Nem todos os verões ficaram marcados por férias e dias de calor. Alguns ficaram na história por acontecimentos que mudaram o rumo do mundo. Nesta rubrica, viajamos até esses momentos para descobrir como um simples dia de verão pode transformar países, mudar mentalidades e inspirar gerações. Hoje, marcam-se 115 anos da redescoberta de Machu Picchu, uma das páginas mais fascinantes da nossa história. Recordamos Hiram Bingham III e os contornos que levaram este professor a redescobrir um dos mais famosos territórios incas.
Hiram Bingham III, professor de história em Yale, liderou em 1911 uma expedição para encontrar Vilcabamba, o último refúgio inca contra os espanhóis e a capital do Estado Neoinca de 1539 até à sua queda para as forças espanholas em 1572. Esta expedição levou-o, com mais sete pessoas, até um povoado chamado Mandor Pampa, perto de Aguas Calientes, onde um agricultor local, Melchor Arteaga, lhe falou das ruínas extensas na montanha próxima, a que os locais, em quíchua, chamavam “Machu Picchu” (montanha velha).
A 24 de julho de 1911, Bingham e a sua equipa subiram até ao cume, com machete em punho, através de vegetação densa. O que encontraram superou qualquer expectativa: uma cidade inca praticamente intacta, escondida entre as nuvens há séculos. Bingham ficaria convencido de que tinha encontrado Vilcabamba. Enganava-se, mas o que descobriu era, ainda assim, extraordinário. Há, no entanto, um pormenor que a versão oficial da descoberta tende a deixar de fora. Quando Bingham chegou ao Templo das Três Janelas, deparou-se com uma inscrição a carvão numa das pedras: “A. Lizárraga 1902”.
“A. Lizárraga” era Agustín Lizárraga, agricultor e explorador peruano que, nove anos antes de Bingham, a 14 de julho de 1902, já tinha chegado a Machu Picchu. Lizárraga no entanto, não procurava ruínas incas, viajava com o primo Enrique Palma Ruíz, administrador da propriedade de Collpani, e com Gabino Sánchez e o trabalhador Toribio Recharte, à procura de terra para cultivar.
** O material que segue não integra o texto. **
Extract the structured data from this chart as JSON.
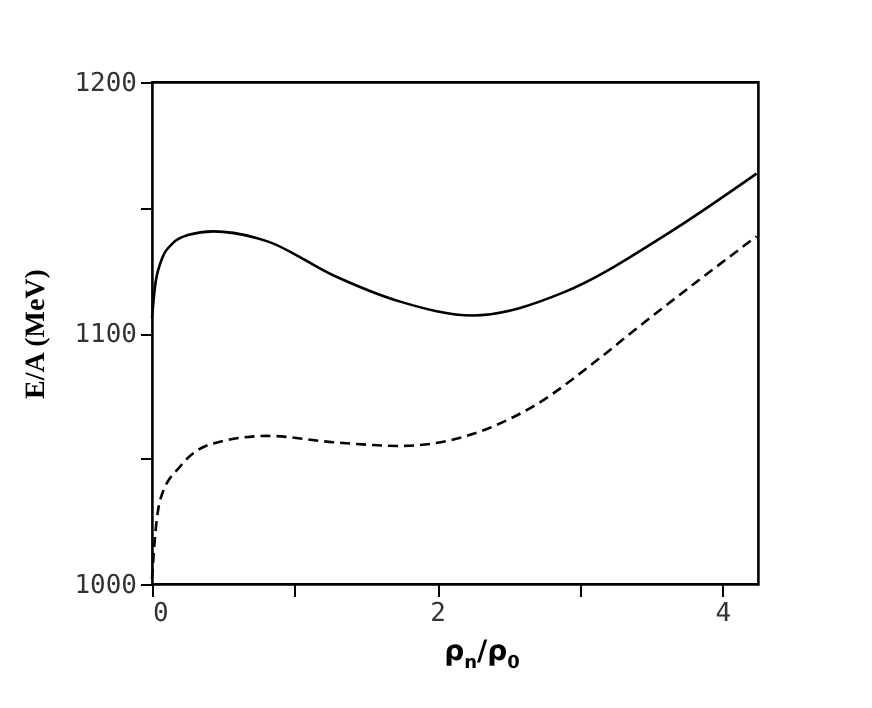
{
  "chart_data": {
    "type": "line",
    "xlabel": "ρ$_{n}$/ρ$_{0}$",
    "ylabel": "E/A (MeV)",
    "xlim": [
      0,
      4.25
    ],
    "xticks": [
      0,
      {
        "value": 1,
        "label": null
      },
      2,
      {
        "value": 3,
        "label": null
      },
      4
    ],
    "ylim": [
      1000,
      1200
    ],
    "yticks": [
      1000,
      {
        "value": 1050,
        "label": null
      },
      1100,
      {
        "value": 1150,
        "label": null
      },
      1200
    ],
    "grid": false,
    "marker": "none",
    "series": [
      {
        "color": "#000000",
        "line_style": "solid",
        "x": [
          0,
          0.02,
          0.06,
          0.15,
          0.25,
          0.43,
          0.81,
          1.27,
          1.74,
          2.25,
          2.9,
          3.6,
          4.24
        ],
        "values": [
          1106,
          1118,
          1128,
          1136,
          1139,
          1140.5,
          1136.5,
          1123,
          1112.5,
          1107,
          1116.5,
          1139,
          1163.5
        ]
      },
      {
        "color": "#000000",
        "line_style": "dashed",
        "x": [
          0,
          0.02,
          0.06,
          0.2,
          0.43,
          0.81,
          1.27,
          1.74,
          2.07,
          2.68,
          3.14,
          3.37,
          4.24
        ],
        "values": [
          1002,
          1018,
          1034,
          1047,
          1056,
          1059,
          1056.5,
          1055,
          1057,
          1071,
          1090,
          1100.5,
          1138.5
        ]
      }
    ]
  }
}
Encontraram, sem esperar, uma das maiores cidadelas do império inca.
No ano seguinte, Lizárraga começou a plantar milho e outros produtos nos socalcos do próprio santuário, deixando ali Toribio Recharte e a família a cuidar da plantação, um pormenor que, por si só, mostra que Machu Picchu estava longe de ser um segredo para quem vivia na região. Bingham não só encontrou a inscrição de Lizárraga como a registou nos seus apontamentos de campo, e uma das fotografias que tirou naquele mesmo dia mostra claramente a assinatura na parede. Ainda assim, viria a mandar remover a inscrição, invocando razões de preservação do património. O nome de quem lá tinha estado primeiro desapareceu, literalmente, da pedra.
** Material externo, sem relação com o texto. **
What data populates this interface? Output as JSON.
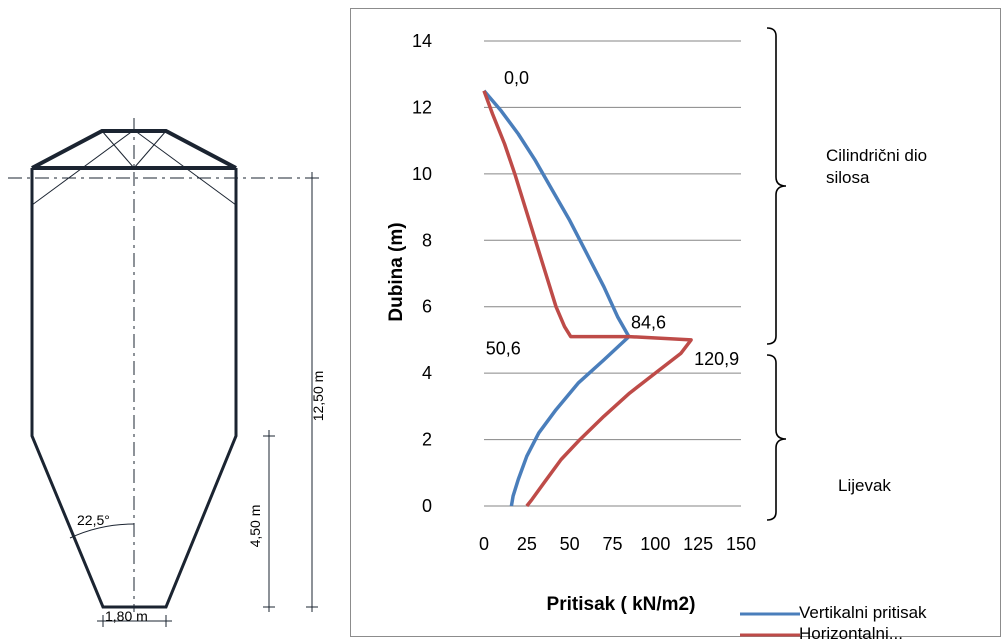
{
  "drawing": {
    "dim_total": "12,50 m",
    "dim_hopper": "4,50 m",
    "dim_angle": "22,5°",
    "dim_outlet": "1,80 m"
  },
  "chart_data": {
    "type": "line",
    "title": "",
    "xlabel": "Pritisak ( kN/m2)",
    "ylabel": "Dubina (m)",
    "xlim": [
      0,
      150
    ],
    "ylim": [
      0,
      14
    ],
    "x_ticks": [
      "0",
      "25",
      "50",
      "75",
      "100",
      "125",
      "150"
    ],
    "y_ticks": [
      "0",
      "2",
      "4",
      "6",
      "8",
      "10",
      "12",
      "14"
    ],
    "grid": "horizontal",
    "legend": "bottom-right",
    "series": [
      {
        "name": "Vertikalni pritisak",
        "color": "#4a7ebb",
        "points": [
          [
            0,
            12.5
          ],
          [
            10,
            11.9
          ],
          [
            20,
            11.2
          ],
          [
            30,
            10.4
          ],
          [
            40,
            9.5
          ],
          [
            50,
            8.6
          ],
          [
            60,
            7.6
          ],
          [
            70,
            6.6
          ],
          [
            78,
            5.7
          ],
          [
            84.6,
            5.1
          ],
          [
            70,
            4.4
          ],
          [
            55,
            3.7
          ],
          [
            42,
            2.9
          ],
          [
            32,
            2.2
          ],
          [
            25,
            1.5
          ],
          [
            20,
            0.8
          ],
          [
            17,
            0.3
          ],
          [
            16,
            0
          ]
        ]
      },
      {
        "name": "Horizontalni...",
        "color": "#be4b48",
        "points": [
          [
            0,
            12.5
          ],
          [
            5,
            11.8
          ],
          [
            12,
            10.9
          ],
          [
            18,
            10.0
          ],
          [
            24,
            9.0
          ],
          [
            30,
            8.0
          ],
          [
            36,
            7.0
          ],
          [
            42,
            6.0
          ],
          [
            47,
            5.4
          ],
          [
            50.6,
            5.1
          ],
          [
            84.6,
            5.1
          ],
          [
            120.9,
            5.0
          ],
          [
            115,
            4.6
          ],
          [
            100,
            4.0
          ],
          [
            85,
            3.4
          ],
          [
            70,
            2.7
          ],
          [
            56,
            2.0
          ],
          [
            45,
            1.4
          ],
          [
            35,
            0.7
          ],
          [
            28,
            0.2
          ],
          [
            25,
            0
          ]
        ]
      }
    ],
    "annotations": [
      {
        "text": "0,0",
        "x": 0,
        "y": 12.5
      },
      {
        "text": "84,6",
        "x": 84.6,
        "y": 5.1
      },
      {
        "text": "50,6",
        "x": 50.6,
        "y": 5.1
      },
      {
        "text": "120,9",
        "x": 120.9,
        "y": 5.0
      }
    ]
  },
  "brackets": {
    "upper_label": "Cilindrični dio silosa",
    "lower_label": "Lijevak"
  }
}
A explicação para o esquecimento de Lizárraga não se limita ao acaso. Bingham teve inclusive correspondência com familiares do agricultor peruano, mas essa ligação foi diluída nas publicações que se seguiram, nas quais Bingham apresentou a expedição de 1911 como o momento em que Machu Picchu foi, finalmente, revelada ao mundo. A diferença de meios ajudou: enquanto Lizárraga nunca documentou, fotografou ou publicou o que tinha encontrado, ficando o seu achado confinado à memória oral de quem morava por ali, Bingham contou com o financiamento de Yale, mapeamento sistemático, fotografia extensiva e escavações que enviaram milhares de artefactos para os Estados Unidos. É essa diferença de escala e de instituições por trás que, mais do que a ordem cronológica, acabou por decidir quem entrou para os livros como “descobridor”. Lizárraga não viveria para ver a disputa em torno do seu nome: morreu afogado no rio Urubamba, a 11 de fevereiro de 1912, menos de um ano depois de Bingham ter tornado Machu Picchu célebre.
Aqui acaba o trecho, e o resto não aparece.